En busca de las competencias directivas de los mandos medios

En busca de las competencias directivas de los mandos medios

Síntesis del artículo de Pablo Cardona (IESE-1999), por Pedro Univaso, Director General del Instituto Madero.

El nuevo paradigma que está revolucionando la dirección de personas y cambiando la metodología para la formación de mandos medios: conocer sus competencias directivas más desarrolladas, descubrir aquellas que deben reforzar o adquirir, preparar un plan de acción para alcanzar sus objetivos personales y profesionales, y un seguimiento sobre el avance de su plan de mejora y los aspectos básicos aprendidos en las sesiones.

Las competencias son aquellos comportamientos observables y habituales que posibilitan el éxito de una persona en su actividad o función.

Las universidades avalan conocimientos propios de la especialidad que imparten, que son parte de las llamadas “competencias específicas”, pero no necesariamente desarrollan las habilidades, destrezas y actitudes directivas.

Las competencias directivas son aquellos comportamientos observables y habituales que posibilitan el éxito de una mando medio en su función directiva, es decir, el diseño de estrategias que produzcan valor económico pero desarrollando al mismo tiempo las capacidades de sus empleados y uniéndolos con la misión de la empresa.

Una estrategia que consiguiera valor económico empobreciendo las capacidades de sus empleados o disminuyendo su unidad con la empresa no sería una estrategia válida, puesto que, entre otras cosas, debilitaría la capacidad de la empresa para conseguir valor económico en el futuro.

Las competencias directivas son una herramienta esencial para asegurar la competitividad de las empresas en la nueva economía global. Cada empresa debe definir las competencias que considere necesarias para desarrollar su competencia distintiva y cumplir así su misión.

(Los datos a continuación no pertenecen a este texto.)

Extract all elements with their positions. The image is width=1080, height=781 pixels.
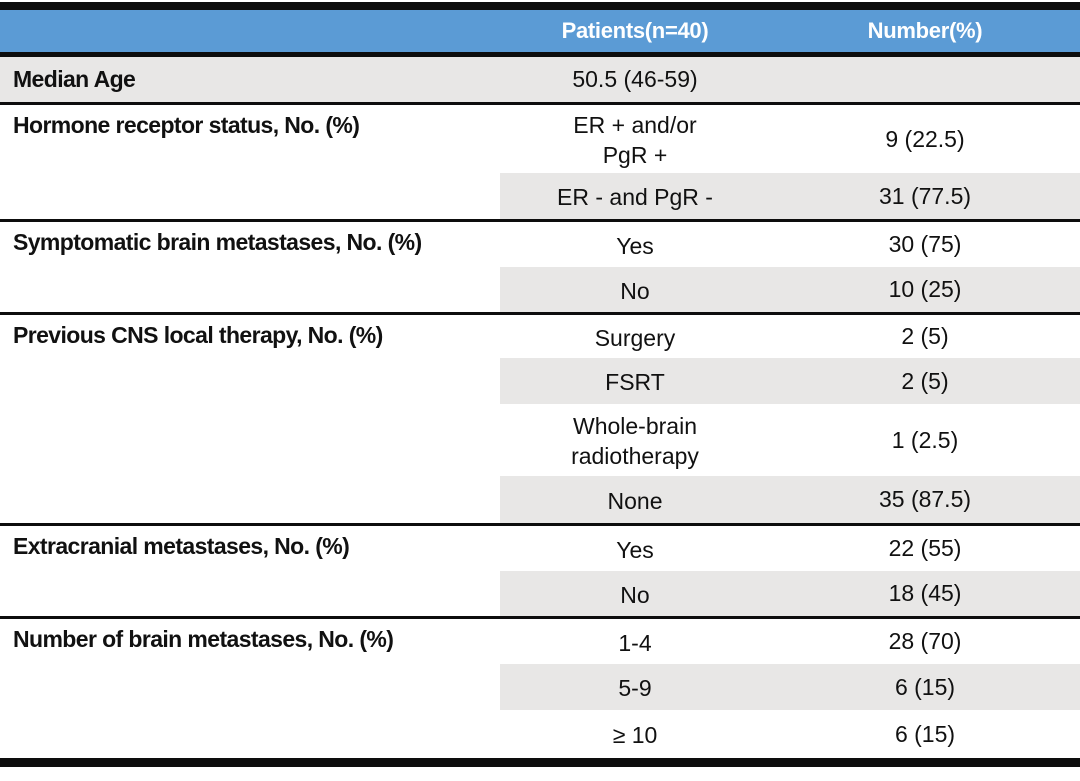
value-cell: 2 (5)	[901, 367, 949, 394]
value-cell: 1 (2.5)	[891, 426, 959, 453]
category-label: Symptomatic brain metastases, No. (%)	[13, 229, 422, 255]
top-margin	[0, 0, 1080, 2]
subcategory-cell: Yes	[616, 536, 654, 563]
table-row: ER + and/or PgR + 9 (22.5)	[500, 105, 1080, 173]
table-row: FSRT 2 (5)	[500, 358, 1080, 404]
table-row: No 18 (45)	[500, 571, 1080, 616]
value-cell: 31 (77.5)	[878, 182, 972, 209]
group-symptomatic-brain-metastases: Symptomatic brain metastases, No. (%) Ye…	[0, 222, 1080, 315]
table-row: None 35 (87.5)	[500, 476, 1080, 523]
value-cell: 35 (87.5)	[878, 486, 972, 512]
value-cell: 6 (15)	[894, 673, 956, 700]
value-cell: 10 (25)	[888, 276, 962, 302]
table-row: No 10 (25)	[500, 267, 1080, 312]
table-row: Yes 22 (55)	[500, 526, 1080, 571]
value-cell: 9 (22.5)	[885, 125, 965, 152]
subcategory-cell: ER + and/or PgR +	[573, 112, 697, 168]
bottom-margin	[0, 767, 1080, 781]
value-cell: 22 (55)	[888, 535, 962, 561]
value-cell: 2 (5)	[901, 323, 949, 349]
category-label: Extracranial metastases, No. (%)	[13, 533, 350, 559]
subcategory-cell: FSRT	[605, 369, 665, 396]
subcategory-cell: Surgery	[594, 324, 676, 351]
group-rows: Yes 30 (75) No 10 (25)	[500, 222, 1080, 312]
value-cell: 18 (45)	[888, 580, 962, 606]
group-extracranial-metastases: Extracranial metastases, No. (%) Yes 22 …	[0, 526, 1080, 619]
category-label: Median Age	[13, 66, 136, 92]
table-row: ER - and PgR - 31 (77.5)	[500, 173, 1080, 219]
table-row: 1-4 28 (70)	[500, 619, 1080, 664]
subcategory-cell: Whole-brain radiotherapy	[571, 413, 699, 469]
group-rows: 1-4 28 (70) 5-9 6 (15) ≥ 10 6 (15)	[500, 619, 1080, 758]
table-row: Yes 30 (75)	[500, 222, 1080, 267]
subcategory-cell: No	[620, 277, 650, 304]
table-row: ≥ 10 6 (15)	[500, 710, 1080, 758]
category-label: Number of brain metastases, No. (%)	[13, 626, 394, 652]
category-label: Previous CNS local therapy, No. (%)	[13, 322, 383, 348]
subcategory-cell: No	[620, 581, 650, 608]
group-rows: Surgery 2 (5) FSRT 2 (5) Whole-brain rad…	[500, 315, 1080, 523]
median-age-row: Median Age 50.5 (46-59)	[0, 57, 1080, 105]
table-row: 5-9 6 (15)	[500, 664, 1080, 710]
table-top-rule	[0, 2, 1080, 10]
group-rows: Yes 22 (55) No 18 (45)	[500, 526, 1080, 616]
category-label: Hormone receptor status, No. (%)	[13, 112, 360, 138]
group-number-of-brain-metastases: Number of brain metastases, No. (%) 1-4 …	[0, 619, 1080, 758]
subcategory-cell: ER - and PgR -	[557, 184, 713, 211]
subcategory-cell: 5-9	[618, 675, 652, 702]
subcategory-cell: Yes	[616, 232, 654, 259]
header-patients-cell: Patients(n=40)	[561, 18, 709, 43]
value-cell: 6 (15)	[894, 720, 956, 747]
value-cell: 30 (75)	[888, 231, 962, 257]
table-header-row: Patients(n=40) Number(%)	[0, 10, 1080, 57]
subcategory-cell: 1-4	[618, 629, 652, 656]
subcategory-cell: None	[607, 487, 663, 514]
table-row: Whole-brain radiotherapy 1 (2.5)	[500, 404, 1080, 476]
table-bottom-rule	[0, 758, 1080, 767]
header-number-cell: Number(%)	[867, 18, 983, 43]
group-hormone-receptor-status: Hormone receptor status, No. (%) ER + an…	[0, 105, 1080, 222]
group-previous-cns-local-therapy: Previous CNS local therapy, No. (%) Surg…	[0, 315, 1080, 526]
table-row: Surgery 2 (5)	[500, 315, 1080, 358]
subcategory-cell: ≥ 10	[612, 722, 658, 749]
median-age-value: 50.5 (46-59)	[572, 66, 698, 92]
group-rows: ER + and/or PgR + 9 (22.5) ER - and PgR …	[500, 105, 1080, 219]
value-cell: 28 (70)	[888, 628, 962, 654]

Una vez definidas las competencias, la empresa debe diseñar un sistema de evaluación de éstas que permita detectar las necesidades de desarrollo en sus directivos y ejecutivos.

Ahora bien, la función directiva incluye, además de una dimensión estratégica, otra dimensión que llamamos dimensión intratégica.

Mientras que la estrategia se mide por la eficacia de sus resultados económicos, la intrategia se mide por la unidad, esto es, el grado de compromiso y confianza de los empleados con la empresa.

De este análisis de la función directiva se deducen dos tipos de competencias directivas: las competencias estratégicas, que son aquellas competencias necesarias para obtener buenos resultados económicos, y las competencias intratégicas, que son aquellas competencias necesarias para desarrollar a los colaboradores e incrementar su compromiso y confianza con la empresa. A estos dos tipos de competencias directivas propiamente empresariales, hay que añadir unas competencias que llamamos de eficacia personal. Las competencias de eficacia personal son aquellos hábitos que facilitan una relación eficaz de la persona con su entorno. Estos hábitos se refieren tanto al equilibrio y desarrollo personal, como al mantenimiento de una relación activa, realista y estimulante con el entorno.

Las competencias de eficacia personal miden la capacidad de autodirección, imprescindible para dirigir a otras personas. Por ello estas competencias potencian la eficacia de las competencias estratégicas e intratégicas y deben considerarse también como competencias directivas.

Cada empresa debe decidir las competencias que necesita desarrollar en sus directivos para conseguir sus fines específicos. El perfil de competencias elegido es una expresión clara y específica de la cultura que la empresa quiere promover y puede utilizarse, por tanto, como herramienta de cambio cultural.